The abortion doctor told the Times that during the first two trimesters he completely deferred to the woman in her judgment of her condition: "It's not a baby to me until the mother tells me it's a baby." We could argue whether the doctor's professed lack of a personal opinion is an exercise in sophistry, but McGuigan is ready to deal in certainties. Barbara stumbles, however, when she tries to raise the unassailable standard of life: "Every abortion flattens a heartbeat," observed Barbara, noting that the fetal heart begins to beat within 18 to 24 days of conception. She regarded this as a telling point, yet did not consider the obvious problem that such a criterion for "life" opens the door to birth control medications like Plan B, which prevent implantation in the womb and thus preclude there ever being a beating heart. Surely she did not mean to imply a loophole in the Catholic dogma that life begins at conception. Fortunately, she had a "brilliant" caller on the line who agreed with her.

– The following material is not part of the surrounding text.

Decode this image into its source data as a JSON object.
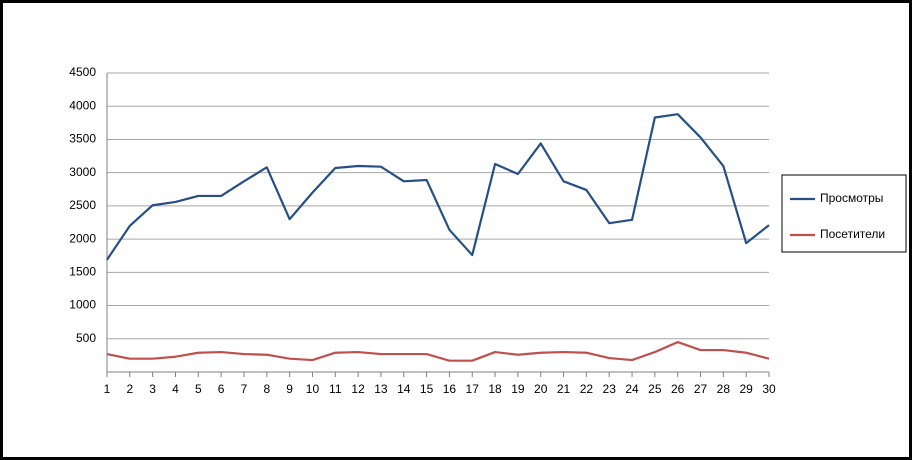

McGuigan also helpfully embroidered the comments of the abortion doctor's clients. Where one woman was described in the Times article with the sentence "Ending her pregnancy seemed easier, she says," McGuigan smoothly changed that to "Killing her baby seemed easier, she says" as she read excerpts to her radio audience. She did not bother to admit that she had redacted the text, allowing her listeners to assume they were hearing actual quotes.

On this particular Tuesday, Barbara's prize exhibit was a caller named Charlotte, who reported that she had had an abortion as a teenager over twenty years ago, had converted to Catholicism, and was now a basket case. Charlotte was a textbook example of the pro-life approach to women who have had abortions. Now that she was Catholic, she was being made to understand that she was a murderess. Forgiven, naturally, but a murderess just the same. Strangely enough, Charlotte was having trouble gaining comfort from her new insight.

"I am drenched in guilt," Charlotte confessed. "And I think that being in the Catholic Church now has heightened my consciousness and I’ve been Catholic for three years and it’s just been—ever since then—eating and gnawing. And the guilt has grown exponentially every day that I get out of bed until I was not functioning. I had to go into counseling." Barbara was happy to point out to Charlotte that she was now washed in the blood of the lamb and surely she must realize that. Charlotte agreed that she was forgiven, but she was still acutely suffering. McGuigan cheerfully announced that all was well and dispatched her caller with a wish for continued enlightenment. It doesn't seem to me that Charlotte was particularly benefiting from the knowledge of her iniquity.

Open Line is always a happy gabfest on Tuesdays. McGuigan is generous in her praise of agreeable callers, while suffering penitents like Charlotte are jollied along and earnestly told that all is well now (even if it clearly isn't). It smacks a bit of those Protestant healing ministries where the lame and halt rise up and run to and fro in the revival tent; we don't get to see how they scramble to recover their canes and crutches after the cameras are turned off and their adrenaline rushes have faded. McGuigan isn't as skilled as the faith healers in pumping up afflicted callers like Charlotte, but she forges bravely ahead. She knows the truth and it has set her free—free to step sprightly over the shattered souls of those she has helped to understand their evil, evil ways.